The oldest rail network in the world, with over 32,000 km. of track, is investing in artificial intelligence and machine learning to streamline maintenance and deal with weather-related challenges.
Two months ago, during the AI and Big Data Expo, I had the opportunity to meet Nikolaos (Nick) Kotsis, Chief Data Scientist at Network Rail. At the conference, he was one of the speakers, talking about their digital transformation and how Network Rail was implementing new ways to inspect and manage the network’s assets, shifting work from traditional planning and maintenance schedules to a proactive “predict and prevent” approach.
At the time, Kostis mentioned the data collection happening in real-time, simultaneously from the trains using the network, the people inspecting the tracks, drones, helicopters, and over 30,000 IoT sensors deployed all over the country.
All this data collection allows Network Rail to know what is happening and take immediate action when something goes wrong or needs fixing. But the real magic, which helps predict and prevent incidents, and provides predictive maintenance, happens when AI and Machine Learning are applied to that massive amount of data.
To learn more about how Network Rail’s Data Science department works and how it impacts the organization, we reached out to Nick Kotsis again. He answered our questions by email.
PV: As discussed in our previous conversation, Network Rail is undergoing a substantial digital transformation in the field and the data center. Can you tell us a bit about your data science department and its role within the organization?

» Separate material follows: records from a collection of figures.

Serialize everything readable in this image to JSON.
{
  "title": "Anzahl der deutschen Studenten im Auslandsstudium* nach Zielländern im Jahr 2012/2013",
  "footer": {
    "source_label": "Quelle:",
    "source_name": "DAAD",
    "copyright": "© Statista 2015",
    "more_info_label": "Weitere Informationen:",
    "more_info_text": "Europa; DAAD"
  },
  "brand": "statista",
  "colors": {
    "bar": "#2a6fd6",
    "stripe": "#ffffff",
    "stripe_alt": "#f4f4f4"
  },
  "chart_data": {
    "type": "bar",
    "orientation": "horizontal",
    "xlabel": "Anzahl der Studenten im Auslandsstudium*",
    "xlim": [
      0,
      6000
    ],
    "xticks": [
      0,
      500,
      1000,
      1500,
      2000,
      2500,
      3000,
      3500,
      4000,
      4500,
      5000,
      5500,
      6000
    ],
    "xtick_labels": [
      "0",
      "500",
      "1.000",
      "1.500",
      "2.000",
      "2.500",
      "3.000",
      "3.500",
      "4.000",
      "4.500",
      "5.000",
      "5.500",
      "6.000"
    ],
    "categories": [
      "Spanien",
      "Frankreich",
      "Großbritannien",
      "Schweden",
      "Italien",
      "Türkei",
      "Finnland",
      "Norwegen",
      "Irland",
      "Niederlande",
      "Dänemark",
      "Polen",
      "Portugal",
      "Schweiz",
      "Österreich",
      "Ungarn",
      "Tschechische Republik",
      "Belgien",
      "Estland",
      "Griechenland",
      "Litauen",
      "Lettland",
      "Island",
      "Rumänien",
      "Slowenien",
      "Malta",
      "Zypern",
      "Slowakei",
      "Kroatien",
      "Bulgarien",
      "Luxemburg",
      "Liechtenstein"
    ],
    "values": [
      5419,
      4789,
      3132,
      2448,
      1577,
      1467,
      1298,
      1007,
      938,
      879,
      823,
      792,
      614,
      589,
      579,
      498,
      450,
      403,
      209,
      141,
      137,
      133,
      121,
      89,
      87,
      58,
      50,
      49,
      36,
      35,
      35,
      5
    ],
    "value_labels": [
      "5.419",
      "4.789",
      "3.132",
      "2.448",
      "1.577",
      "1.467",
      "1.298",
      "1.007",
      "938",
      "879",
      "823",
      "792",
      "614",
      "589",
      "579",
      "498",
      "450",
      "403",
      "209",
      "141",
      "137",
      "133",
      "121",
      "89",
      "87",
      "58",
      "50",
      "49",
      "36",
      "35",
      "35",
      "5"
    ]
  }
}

Nick Kotsis: Our initial plan for the data science function was leaning towards being primarily guidance and advisory; however, once we began engaging with customers, we realised that taking on responsibilities for delivery would not only return cost benefits to the taxpayer but would also help our partner network operate more effectively.
Inspiring confidence and gaining the trust of our customers and suppliers was the focus of my role in the first six months. Since then, we have evolved to become an actual delivery function for data analytics, advanced machine learning, and AI technology packaged into fully integrated digital products that customers can use with minimal training. The end result is a trusted service supported by a skilled, confident team focused on the customer and responding to the most complex problems in Network Rail.
When customers from across the organisation ask for help, it means we do something right.
PV: You said before that NR is a complex machine, managing the network and some of the largest train stations and maintaining the freight trains. How is data analytics (and AI) affecting the different services?
Nick Kotsis: Our organisation is responsible for maintaining a complex infrastructure that is vulnerable to environmental and weather conditions and the constant pressure of hundreds of daily train journeys.
Network Rail maintains 20,000 miles of track. Our job is to maximise the use of data to make the maintenance of the infrastructure a safer and more efficient environment for both our passengers and workforce.
To give you an example, performing remote inspections on track assets with the assistance of AI technology instead of visiting the track is a genuine safety benefit for our maintenance teams. Of course, we are not planning to pause physical inspections, but if we could confidently limit them to absolutely necessary ones, that would be a true benefit.
Enabling remote inspection using AI technology
Data analytics and the more sophisticated machine learning techniques consistently demonstrate high quantitative and qualitative benefits. Examples of these benefits can be seen in: the prediction of incidents; the automation of tasks that would be repetitive and mundane for a human; the complex risk assessment on thousands of assets in a split second; and complexity management using optimisation algorithms which also bring speed to complex decision making.
In our case, we have successfully developed automated risk assessments using computer vision techniques that identify assets for immediate attention on the track and surrounding areas. We also established a preventive maintenance process driven by predictive algorithms which calculate the likelihood of an asset failing days or weeks before it actually happens, allowing us to resolve an issue before it becomes a problem. Both of these systems offer significant improvements to safety along with reduced delays and disruption for passengers.
The advanced big data engineering and algorithmic (AI) logic we use behind the scenes should, and will, continue to expand across every part of our infrastructure. I am confident that eventually, we will reach the desired levels of deployments needed to scale up our operations to prevent the incidents.
PV: The UK has the oldest rail service worldwide. Nevertheless, across Europe and many other places are also “old” rail services operating, each with complex and specific challenges. Based on your experience, what would you recommend to those organizations starting or undergoing digital transformation?
Nick Kotsis: Finding the correct answer to this is not easy as every organisation will be starting at a different point and has a different maturity trajectory. Also, financial investment for some organisations can be made easier than in others, and thus the digital journey will be very different.
As with most complex initiatives, digital, data, and AI success depends on leadership and commitment to completing the journey. In our case, we are fortunate to have solid technical leadership from our CIO and CTO. They saw our destination at the early stages of development and supported us in making the data science vision a reality.
My advice to colleagues in other organisations? be clear about the vision and data strategy, engage with customers who need your help, create the right team and set them for delivery, and focus on projects with clear benefits.